One day, some Japanese architect is going to design a building which includes The Wires!!! itself, as a decorative feature.

I predict that as soon as The Wires!!! start getting buried, The Wires!!! will start to be missed, and will become a relentless topic of architectural analysis. In other words the opposite of what they are now.

3D printing nano-tech inspired forms could lead to stronger, lighter buildings

And there’s a great picture at the top of the report:

What they did was scale up a 3D printing technique that had been developed at a micro level a quarter of a century ago, for making a really strong micro-structure, and they scaled it up, with results such as you observe above. They they fired bullets at it. And it was neither shattered, nor even much penetrated. Which was the same story as happened with the original miniature version.
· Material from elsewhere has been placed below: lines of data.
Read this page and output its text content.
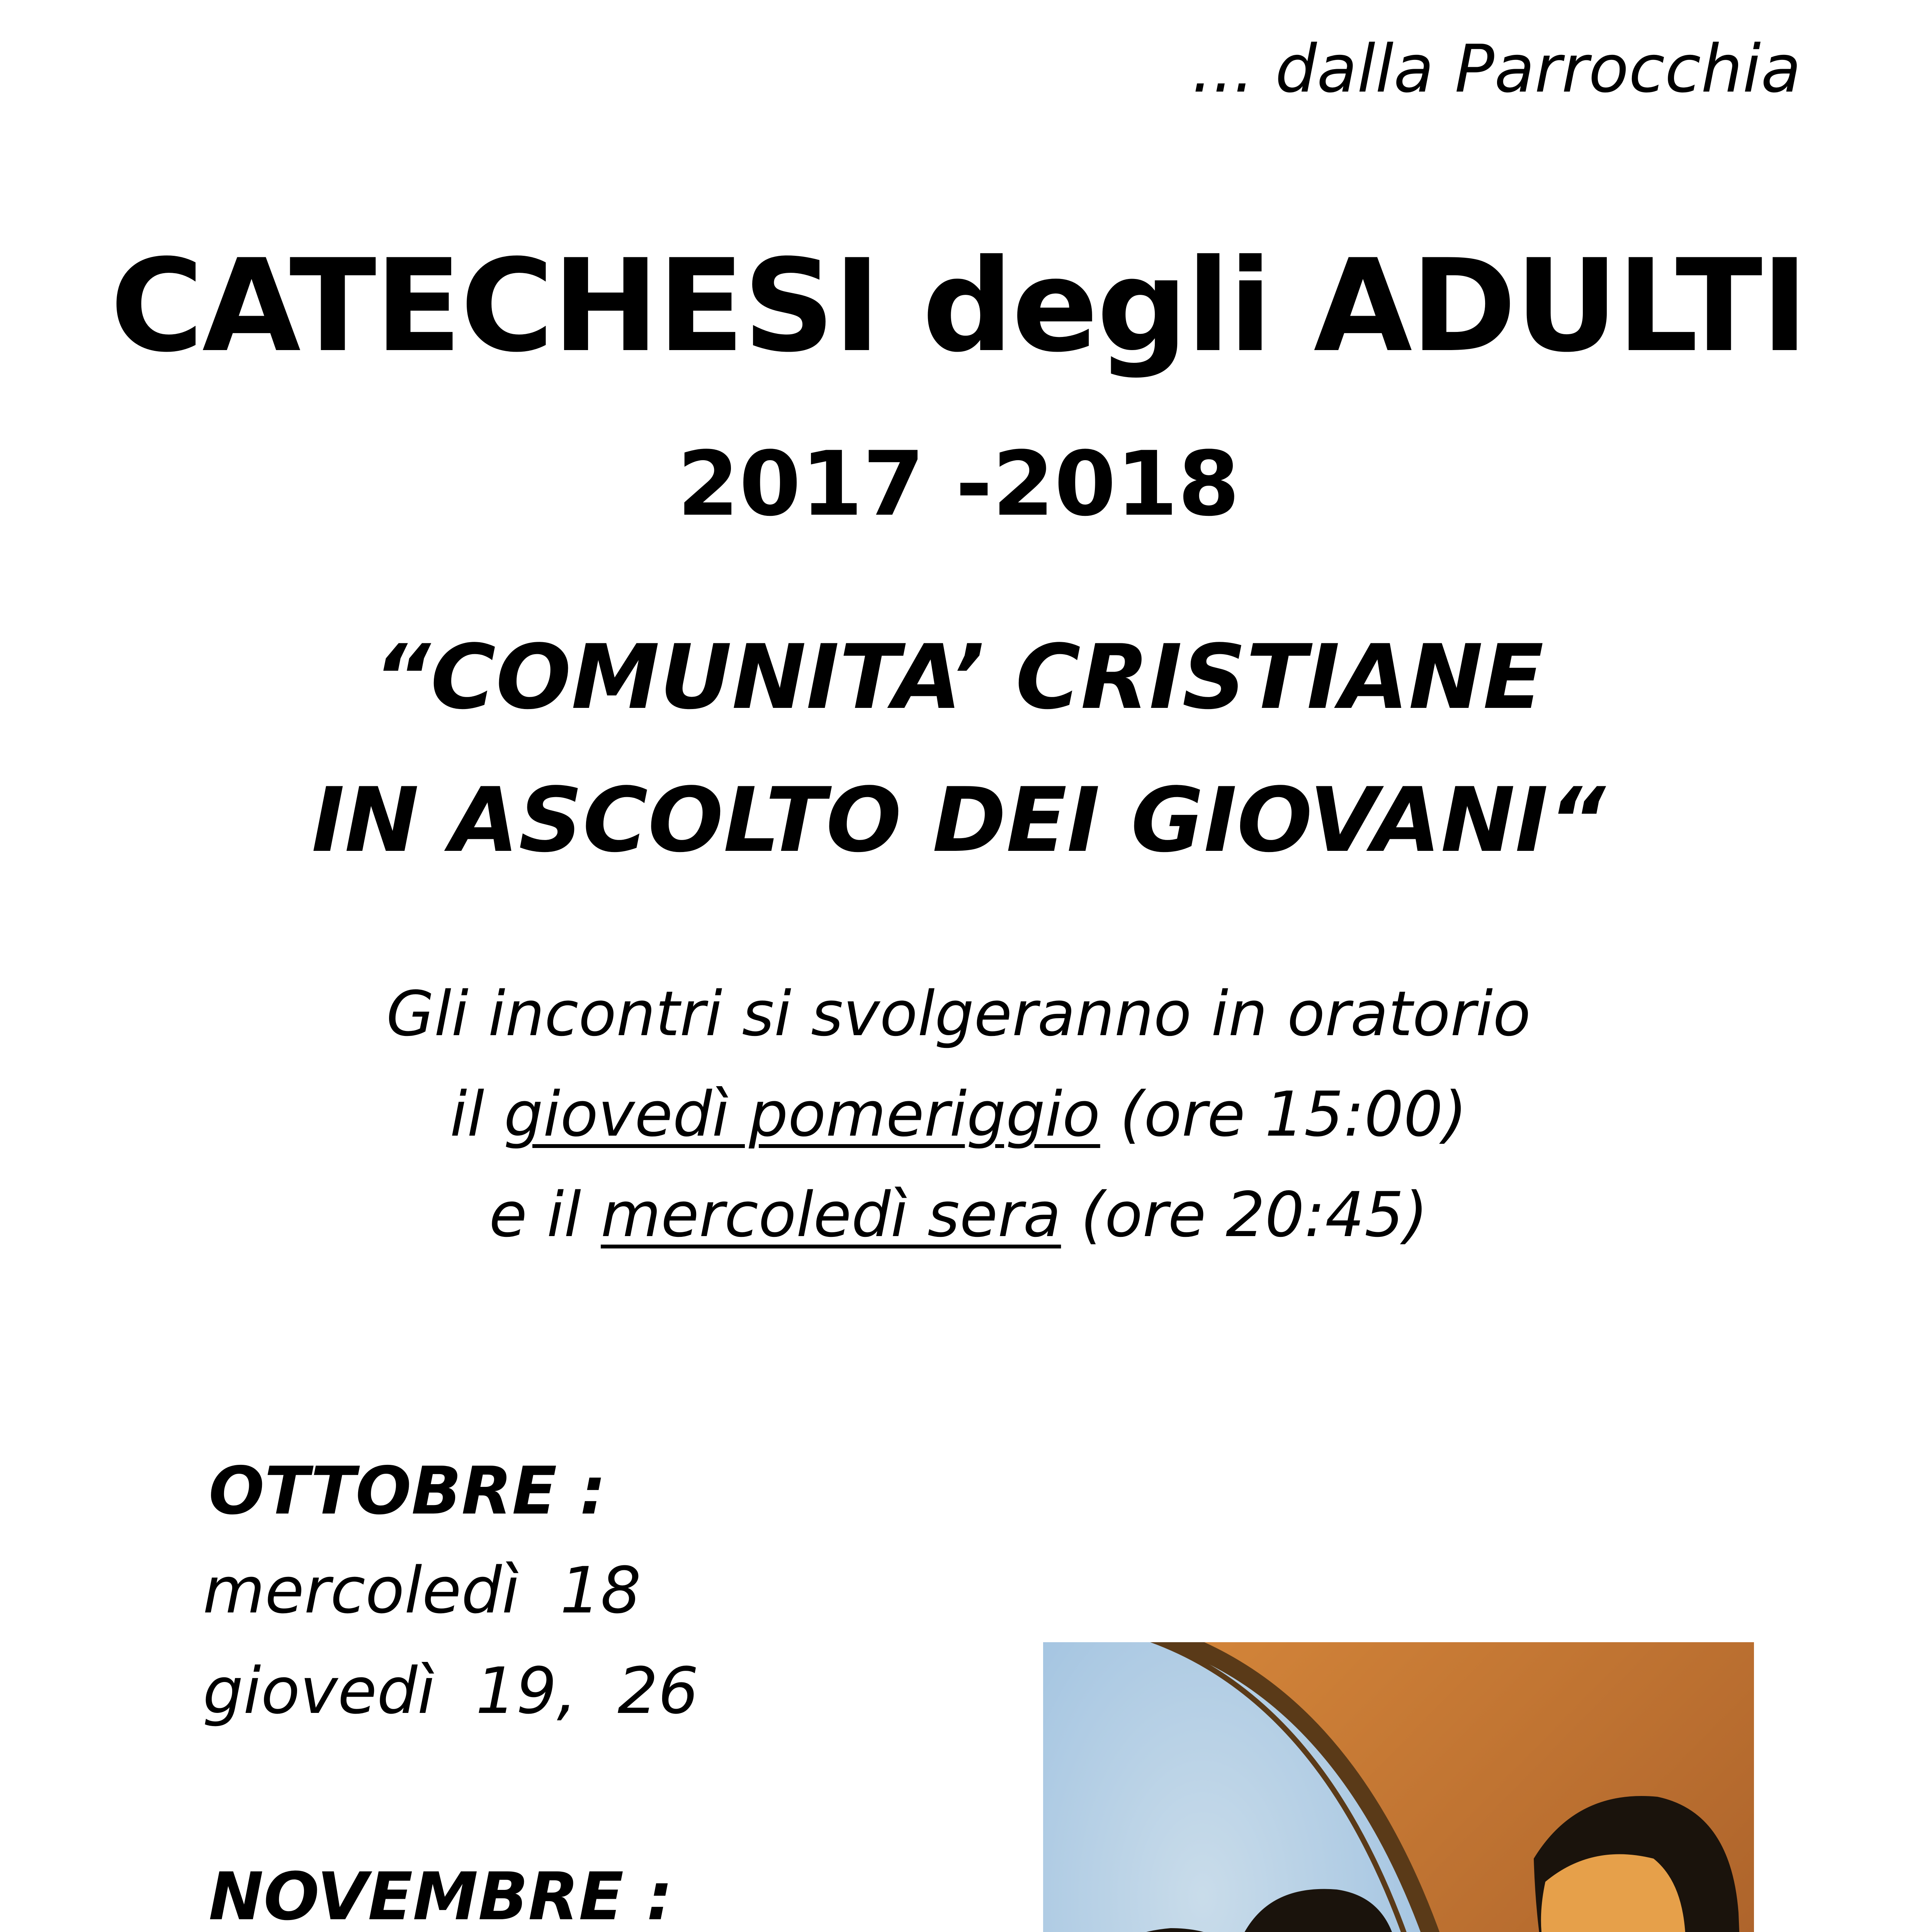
... dalla Parrocchia
CATECHESI degli ADULTI
2017 -2018
“COMUNITA’ CRISTIANE
IN ASCOLTO DEI GIOVANI“
Gli incontri si svolgeranno in oratorio
il giovedì pomeriggio (ore 15:00)
e il mercoledì sera (ore 20:45)
OTTOBRE :
mercoledì  18
giovedì  19,  26
NOVEMBRE :
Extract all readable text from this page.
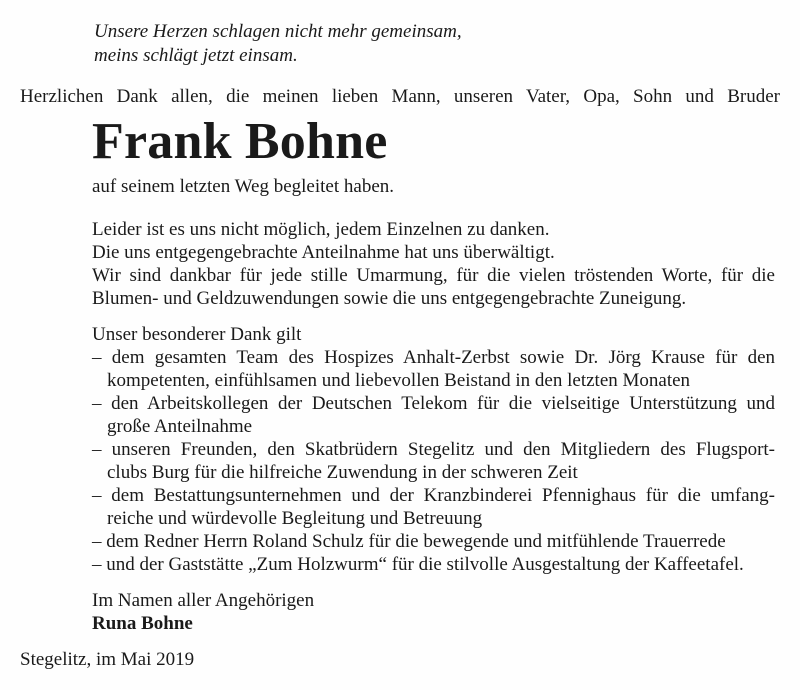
Unsere Herzen schlagen nicht mehr gemeinsam,
meins schlägt jetzt einsam.
Herzlichen Dank allen, die meinen lieben Mann, unseren Vater, Opa, Sohn und Bruder
Frank Bohne
auf seinem letzten Weg begleitet haben.
Leider ist es uns nicht möglich, jedem Einzelnen zu danken.
Die uns entgegengebrachte Anteilnahme hat uns überwältigt.
Wir sind dankbar für jede stille Umarmung, für die vielen tröstenden Worte, für die
Blumen- und Geldzuwendungen sowie die uns entgegengebrachte Zuneigung.
Unser besonderer Dank gilt
– dem gesamten Team des Hospizes Anhalt-Zerbst sowie Dr. Jörg Krause für den
kompetenten, einfühlsamen und liebevollen Beistand in den letzten Monaten
– den Arbeitskollegen der Deutschen Telekom für die vielseitige Unterstützung und
große Anteilnahme
– unseren Freunden, den Skatbrüdern Stegelitz und den Mitgliedern des Flugsport-
clubs Burg für die hilfreiche Zuwendung in der schweren Zeit
– dem Bestattungsunternehmen und der Kranzbinderei Pfennighaus für die umfang-
reiche und würdevolle Begleitung und Betreuung
– dem Redner Herrn Roland Schulz für die bewegende und mitfühlende Trauerrede
– und der Gaststätte „Zum Holzwurm“ für die stilvolle Ausgestaltung der Kaffeetafel.
Im Namen aller Angehörigen
Runa Bohne
Stegelitz, im Mai 2019
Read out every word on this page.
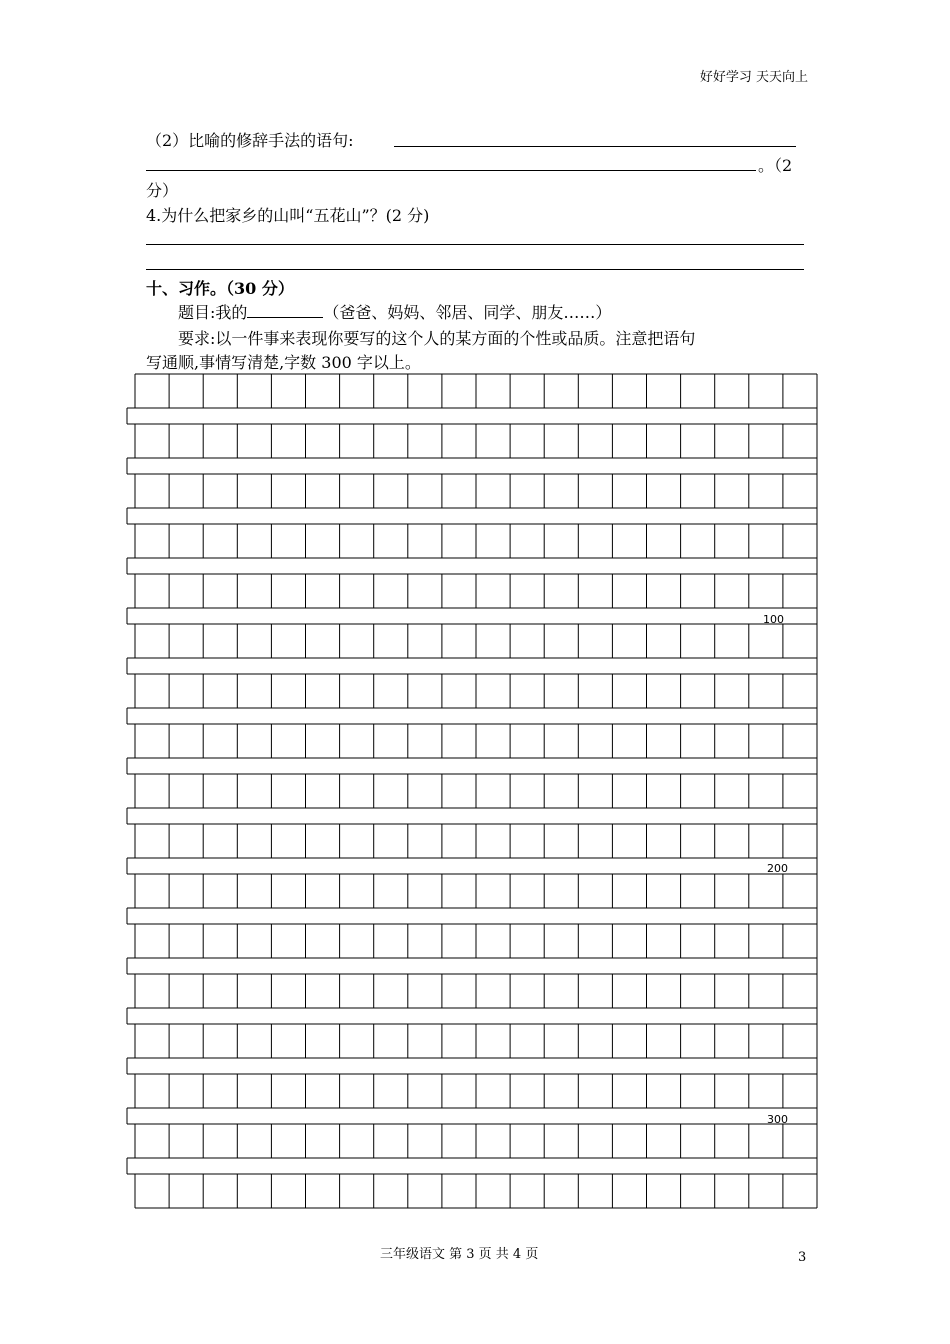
好好学习 天天向上
（2）比喻的修辞手法的语句:
。（2
分）
4.为什么把家乡的山叫“五花山”？(2 分)
十、习作。（30 分）
题目:我的	（爸爸、妈妈、邻居、同学、朋友……）
要求:以一件事来表现你要写的这个人的某方面的个性或品质。注意把语句
写通顺,事情写清楚,字数 300 字以上。
100
200
300
三年级语文 第 3 页 共 4 页	3
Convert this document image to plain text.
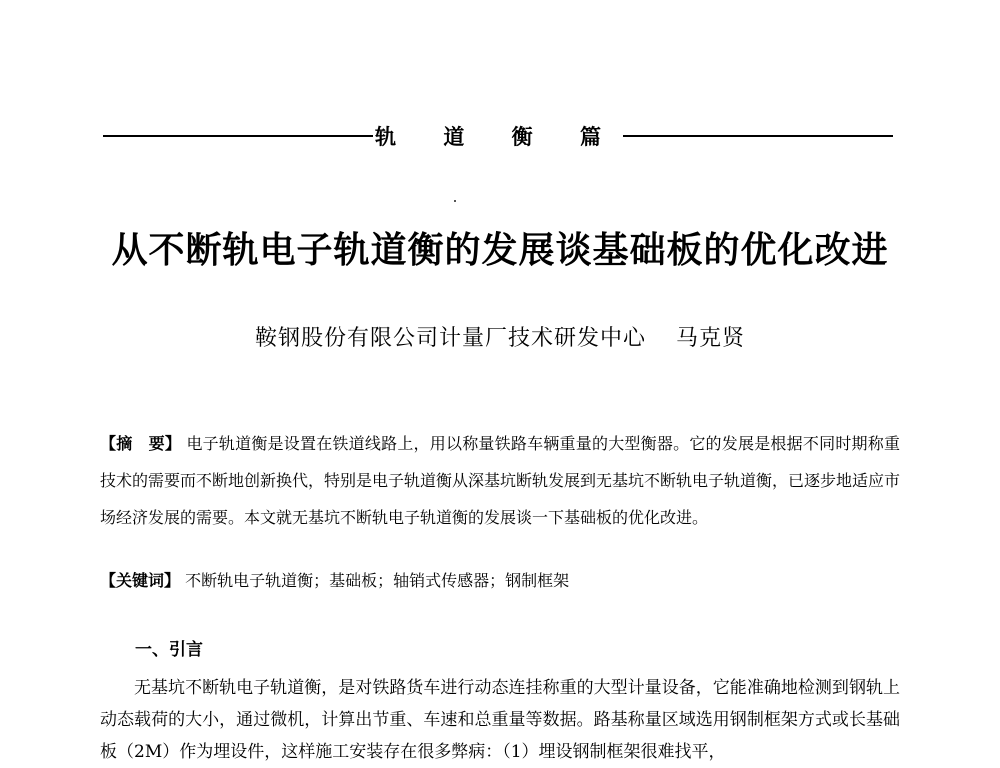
轨 道 衡 篇
从不断轨电子轨道衡的发展谈基础板的优化改进
鞍钢股份有限公司计量厂技术研发中心 马克贤
【摘　要】 电子轨道衡是设置在铁道线路上，用以称量铁路车辆重量的大型衡器。它的发展是根据不同时期称重技术的需要而不断地创新换代，特别是电子轨道衡从深基坑断轨发展到无基坑不断轨电子轨道衡，已逐步地适应市场经济发展的需要。本文就无基坑不断轨电子轨道衡的发展谈一下基础板的优化改进。
【关键词】 不断轨电子轨道衡；基础板；轴销式传感器；钢制框架
一、引言
无基坑不断轨电子轨道衡，是对铁路货车进行动态连挂称重的大型计量设备，它能准确地检测到钢轨上动态载荷的大小，通过微机，计算出节重、车速和总重量等数据。路基称量区域选用钢制框架方式或长基础板（2M）作为埋设件，这样施工安装存在很多弊病：（1）埋设钢制框架很难找平，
But the report is in The Architect’s Newspaper, so they give the story an architectural twist:

But what does this mean for architecture? The team at Rice envisions a future where ceramic, concrete, steel, and other common building materials could be printed in porous tubular approximations. Limited only by the size of the printer, these structures could someday form the basis of ultra-strong building materials that are more durable and react more safely to stress, all while being lighter and, if left uncovered, having a unique, knit-like aesthetic.

Sounds a bit like a sword (in this case armour plating) trying to pass itself off as (or being passed off as) a ploughshare. “Could” (see also the title of this posting (and of the report itself)) suggests to me that the stuff like that in the above quoted paragraph was actually spoken by someone ringing up these scientists, and one of them merely saying: “Yeah, I suppose that could be true.” But, you know, maybe it could.

Not roof clutter

… even though it does look a lot like it:

No, it’s Plastic bubbles incorporated into high-rise to reduce concrete usage by 35 per cent.

Because the world faces a shortage of the right sort of sand.